The airline industry trade association IATA ran a media briefing last week designed to keep travellers and the aviation world up to date with its activities and efforts to keep people flying.

Director General Alexandre de Juniac fronted a virtual press conference last Wednesday.  Nothing that he said was unexpected, noting that to survive airlines will have to ring costs in line with revenues.  He warned that although fuel charges have fallen with the reduction in flying there is an expectation of higher prices in 2021.

Perhaps his major point was one that it is universal within the industry.  It is the use of systematic pre-departure testing to safely re-open borders without quarantine measures.
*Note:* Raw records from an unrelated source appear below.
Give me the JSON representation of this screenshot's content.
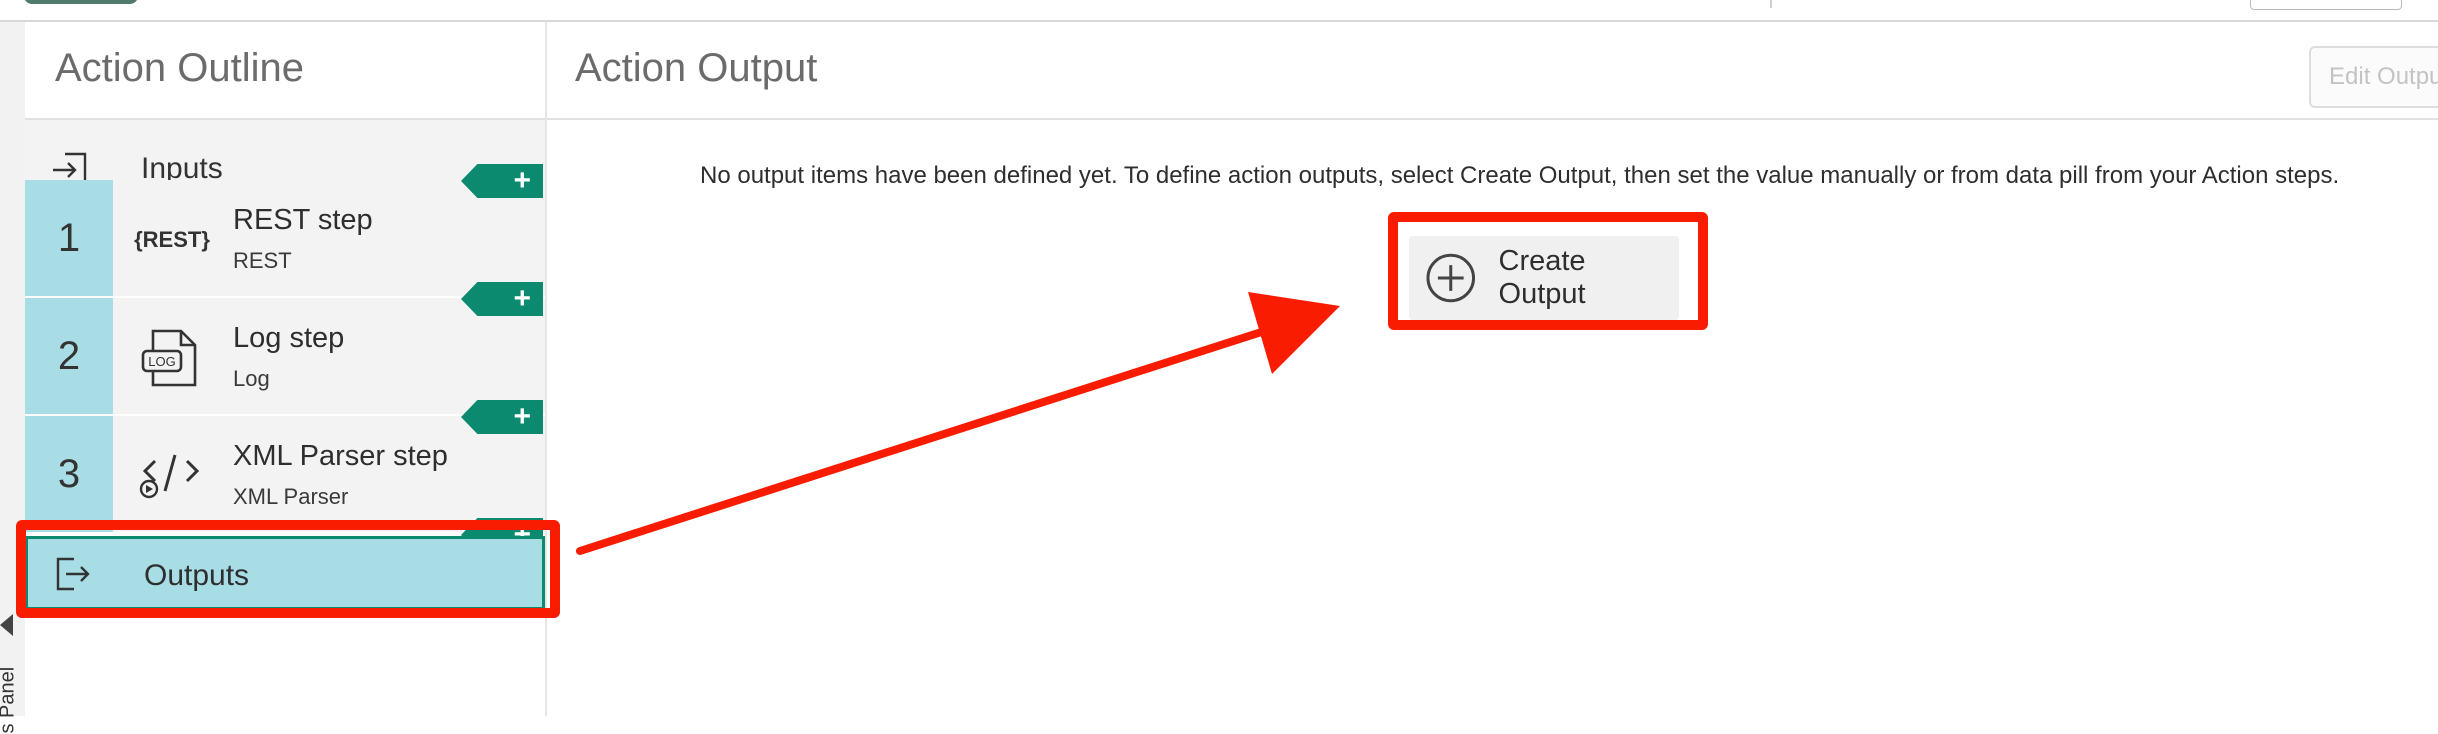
{
  "outline": {
    "title": "Action Outline",
    "inputs_label": "Inputs",
    "steps": [
      {
        "number": "1",
        "title": "REST step",
        "subtitle": "REST",
        "icon": "rest-icon"
      },
      {
        "number": "2",
        "title": "Log step",
        "subtitle": "Log",
        "icon": "log-icon"
      },
      {
        "number": "3",
        "title": "XML Parser step",
        "subtitle": "XML Parser",
        "icon": "xml-parser-icon"
      }
    ],
    "outputs_label": "Outputs",
    "add_label": "+",
    "rest_icon_text": "{REST}",
    "log_icon_text": "LOG"
  },
  "main": {
    "title": "Action Output",
    "edit_button": "Edit Outpu",
    "empty_message": "No output items have been defined yet. To define action outputs, select Create Output, then set the value manually or from data pill from your Action steps.",
    "create_button": "Create Output"
  },
  "side_panel_label": "s Panel",
  "colors": {
    "accent_green": "#0b8a6f",
    "step_number_bg": "#a8dde6",
    "annotation_red": "#fa1c00"
  }
}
It is being completely ignored by the British Government whilst supported by many other countries.  

He presented new analysis showing that the airline industry cannot slash costs sufficiently to neutralize severe cash burn to avoid bankruptcies and preserve jobs in 2021.

Total industry revenues in 2021 are expected to be down 46% compared to the 2019 figure of $838bn. The previous analysis was for 2021 revenues to be down around 29% compared to 2019. This was based on expectations for a demand recovery commencing in the fourth quarter of 2020. Recovery has been delayed however, owing to new Covid-19 outbreaks, and government mandated travel restrictions including border closings and quarantine measures. IATA expects full year 2020 traffic to be down 66% compared to 2019, with December demand down 68%.

“The fourth quarter of 2020 will be extremely difficult and there is little indication the first half of 2021 will be significantly better, so long as borders remain closed and/or arrival quarantines remain in place. Without additional government financial relief, the median airline has just 8.5 months of cash remaining at current burn rates. And we can’t cut costs fast enough to catch up with shrunken revenues,” said Mr de Juniac.